Intervention de Jean-François Rapin

Commission des affaires européennes — Réunion du 29 novembre 2018 à 8h35
Transports — Adaptation des corridors de transports dans l'union européenne : rapport d'information proposition de résolution européenne et avis politique de mm. pascal allizard didier marie et jean-françois rapin

Photo de Jean-François RapinJean-François Rapin, rapporteur :

Cette affaire m'inspire deux questions. D'abord : tout cela pour quoi ? Et ensuite : pourquoi en sommes-nous arrivés là ? Dans l'enchaînement qui nous a conduits à la résolution du 1er août, provoquant une crise et une forte angoisse dans les ports concernés, nous n'avons pas encore réussi à décrypter tous les facteurs politiques.

Je vous prie d'abord d'excuser notre collègue Pascal Allizard, qui est en déplacement. Didier Marie et moi-même nous exprimerons en son nom, avec son autorisation.

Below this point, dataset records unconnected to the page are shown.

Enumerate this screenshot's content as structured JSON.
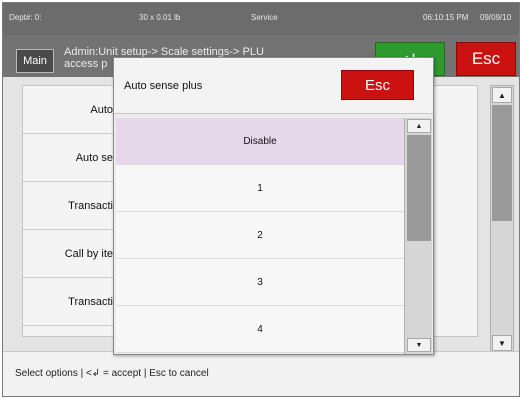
{
  "status": {
    "dept": "Dept#: 0:",
    "weight": "30 x 0.01 lb",
    "mode": "Service",
    "time": "06:10:15 PM",
    "date": "09/09/10"
  },
  "header": {
    "main_label": "Main",
    "breadcrumb_line1": "Admin:Unit setup-> Scale settings-> PLU",
    "breadcrumb_line2": "access p",
    "enter_icon": "↵",
    "esc_label": "Esc"
  },
  "settings": [
    {
      "label": "Auto"
    },
    {
      "label": "Auto se"
    },
    {
      "label": "Transacti"
    },
    {
      "label": "Call by ite"
    },
    {
      "label": "Transacti"
    }
  ],
  "modal": {
    "title": "Auto sense plus",
    "esc_label": "Esc",
    "options": [
      {
        "label": "Disable",
        "selected": true
      },
      {
        "label": "1",
        "selected": false
      },
      {
        "label": "2",
        "selected": false
      },
      {
        "label": "3",
        "selected": false
      },
      {
        "label": "4",
        "selected": false
      }
    ]
  },
  "scroll": {
    "up_icon": "▲",
    "down_icon": "▼"
  },
  "hint": "Select options | <↲ = accept | Esc to cancel",
  "colors": {
    "esc_red": "#cc1111",
    "enter_green": "#2e9a2e",
    "selected_option": "#e6d8ea"
  }
}
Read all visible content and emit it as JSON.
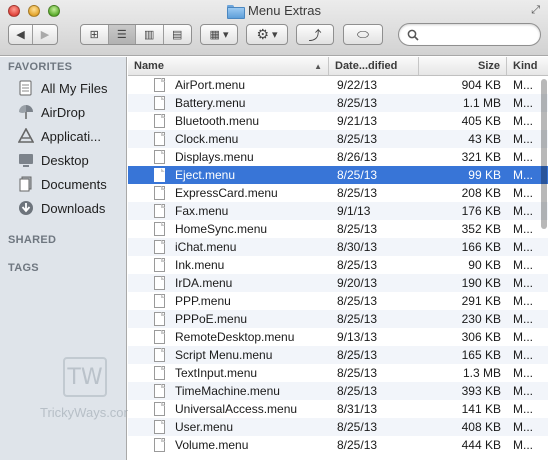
{
  "window": {
    "title": "Menu Extras"
  },
  "toolbar": {
    "back_glyph": "◀",
    "forward_glyph": "▶",
    "view_icons": "⊞",
    "view_list": "☰",
    "view_columns": "▥",
    "view_coverflow": "▤",
    "arrange_glyph": "▦",
    "action_glyph": "⚙",
    "share_glyph": "⤴",
    "tag_glyph": "⬭",
    "dropdown_glyph": "▾"
  },
  "search": {
    "value": "",
    "placeholder": ""
  },
  "sidebar": {
    "favorites_header": "FAVORITES",
    "favorites": [
      {
        "label": "All My Files",
        "icon": "all-files-icon"
      },
      {
        "label": "AirDrop",
        "icon": "airdrop-icon"
      },
      {
        "label": "Applicati...",
        "icon": "applications-icon"
      },
      {
        "label": "Desktop",
        "icon": "desktop-icon"
      },
      {
        "label": "Documents",
        "icon": "documents-icon"
      },
      {
        "label": "Downloads",
        "icon": "downloads-icon"
      }
    ],
    "shared_header": "SHARED",
    "tags_header": "TAGS",
    "watermark_badge": "TW",
    "watermark_text": "TrickyWays.com"
  },
  "list": {
    "columns": {
      "name": "Name",
      "date": "Date...dified",
      "size": "Size",
      "kind": "Kind"
    },
    "sort_glyph": "▲",
    "selected_index": 5,
    "rows": [
      {
        "name": "AirPort.menu",
        "date": "9/22/13",
        "size": "904 KB",
        "kind": "M..."
      },
      {
        "name": "Battery.menu",
        "date": "8/25/13",
        "size": "1.1 MB",
        "kind": "M..."
      },
      {
        "name": "Bluetooth.menu",
        "date": "9/21/13",
        "size": "405 KB",
        "kind": "M..."
      },
      {
        "name": "Clock.menu",
        "date": "8/25/13",
        "size": "43 KB",
        "kind": "M..."
      },
      {
        "name": "Displays.menu",
        "date": "8/26/13",
        "size": "321 KB",
        "kind": "M..."
      },
      {
        "name": "Eject.menu",
        "date": "8/25/13",
        "size": "99 KB",
        "kind": "M..."
      },
      {
        "name": "ExpressCard.menu",
        "date": "8/25/13",
        "size": "208 KB",
        "kind": "M..."
      },
      {
        "name": "Fax.menu",
        "date": "9/1/13",
        "size": "176 KB",
        "kind": "M..."
      },
      {
        "name": "HomeSync.menu",
        "date": "8/25/13",
        "size": "352 KB",
        "kind": "M..."
      },
      {
        "name": "iChat.menu",
        "date": "8/30/13",
        "size": "166 KB",
        "kind": "M..."
      },
      {
        "name": "Ink.menu",
        "date": "8/25/13",
        "size": "90 KB",
        "kind": "M..."
      },
      {
        "name": "IrDA.menu",
        "date": "9/20/13",
        "size": "190 KB",
        "kind": "M..."
      },
      {
        "name": "PPP.menu",
        "date": "8/25/13",
        "size": "291 KB",
        "kind": "M..."
      },
      {
        "name": "PPPoE.menu",
        "date": "8/25/13",
        "size": "230 KB",
        "kind": "M..."
      },
      {
        "name": "RemoteDesktop.menu",
        "date": "9/13/13",
        "size": "306 KB",
        "kind": "M..."
      },
      {
        "name": "Script Menu.menu",
        "date": "8/25/13",
        "size": "165 KB",
        "kind": "M..."
      },
      {
        "name": "TextInput.menu",
        "date": "8/25/13",
        "size": "1.3 MB",
        "kind": "M..."
      },
      {
        "name": "TimeMachine.menu",
        "date": "8/25/13",
        "size": "393 KB",
        "kind": "M..."
      },
      {
        "name": "UniversalAccess.menu",
        "date": "8/31/13",
        "size": "141 KB",
        "kind": "M..."
      },
      {
        "name": "User.menu",
        "date": "8/25/13",
        "size": "408 KB",
        "kind": "M..."
      },
      {
        "name": "Volume.menu",
        "date": "8/25/13",
        "size": "444 KB",
        "kind": "M..."
      }
    ]
  },
  "colors": {
    "selection": "#3875d7",
    "sidebar_bg": "#dfe4ea",
    "zebra": "#f2f5fa"
  }
}
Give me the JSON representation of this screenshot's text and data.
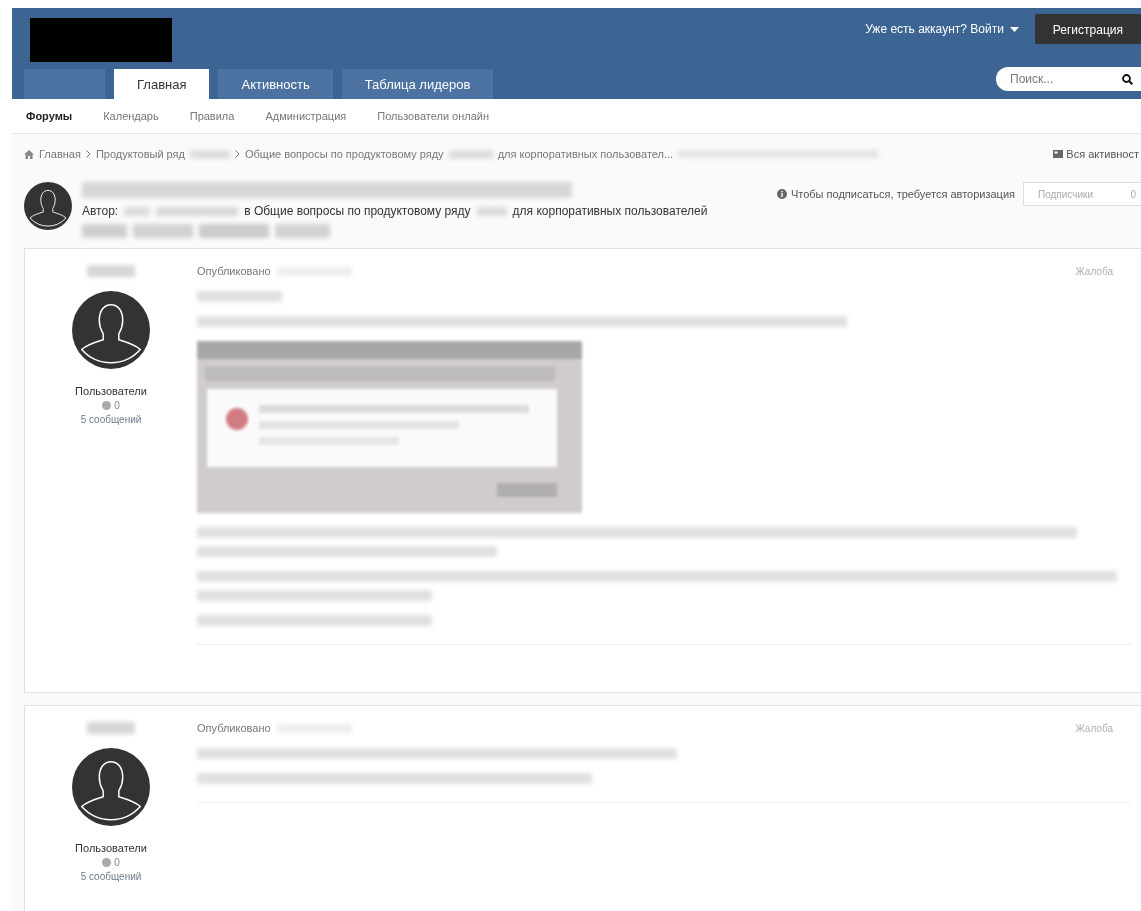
{
  "header": {
    "sign_in": "Уже есть аккаунт? Войти",
    "register": "Регистрация",
    "search": {
      "placeholder": "Поиск..."
    },
    "tabs": [
      {
        "label": "Главная",
        "selected": true
      },
      {
        "label": "Активность",
        "selected": false
      },
      {
        "label": "Таблица лидеров",
        "selected": false
      }
    ]
  },
  "subnav": [
    {
      "label": "Форумы",
      "selected": true
    },
    {
      "label": "Календарь",
      "selected": false
    },
    {
      "label": "Правила",
      "selected": false
    },
    {
      "label": "Администрация",
      "selected": false
    },
    {
      "label": "Пользователи онлайн",
      "selected": false
    }
  ],
  "breadcrumb": {
    "items": [
      {
        "parts": [
          "Главная"
        ]
      },
      {
        "parts": [
          "Продуктовый ряд"
        ]
      },
      {
        "parts": [
          "Общие вопросы по продуктовому ряду",
          "для корпоративных пользовател..."
        ]
      }
    ],
    "activity": "Вся активност"
  },
  "topic": {
    "author_label": "Автор:",
    "forum_parts": [
      "в Общие вопросы по продуктовому ряду",
      "для корпоративных пользователей"
    ],
    "follow_note": "Чтобы подписаться, требуется авторизация",
    "followers_label": "Подписчики",
    "followers_count": "0"
  },
  "posts": [
    {
      "group": "Пользователи",
      "reputation": "0",
      "posts_count": "5 сообщений",
      "published": "Опубликовано",
      "report": "Жалоба",
      "content": [
        {
          "kind": "line"
        },
        {
          "kind": "line"
        },
        {
          "kind": "picture"
        },
        {
          "kind": "paragraph"
        },
        {
          "kind": "paragraph"
        },
        {
          "kind": "line"
        }
      ]
    },
    {
      "group": "Пользователи",
      "reputation": "0",
      "posts_count": "5 сообщений",
      "published": "Опубликовано",
      "report": "Жалоба",
      "content": [
        {
          "kind": "line"
        },
        {
          "kind": "line"
        }
      ]
    }
  ]
}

Le rapport soumis à votre examen, ainsi que la proposition de résolution européenne qui l'accompagne, sont motivés par une proposition publiée le 1er août par la Commission européenne, afin de tirer les conséquences du Brexit. Elle a ému le monde maritime français, jusqu'au Gouvernement et aux régions maritimes concernées, car elle tendait à remplacer l'actuelle liaison entre Dublin et Calais via la Grande-Bretagne par une liaison purement maritime allant de Dublin aux principaux ports du Benelux.

Je commencerai par présenter la dimension juridique, en comparant le cadre de la politique européenne des transports en vigueur depuis le 11 décembre 2013 et la proposition de règlement formulée le 1er août par la Commission européenne, avant de céder la parole à Didier Marie pour la dimension économique.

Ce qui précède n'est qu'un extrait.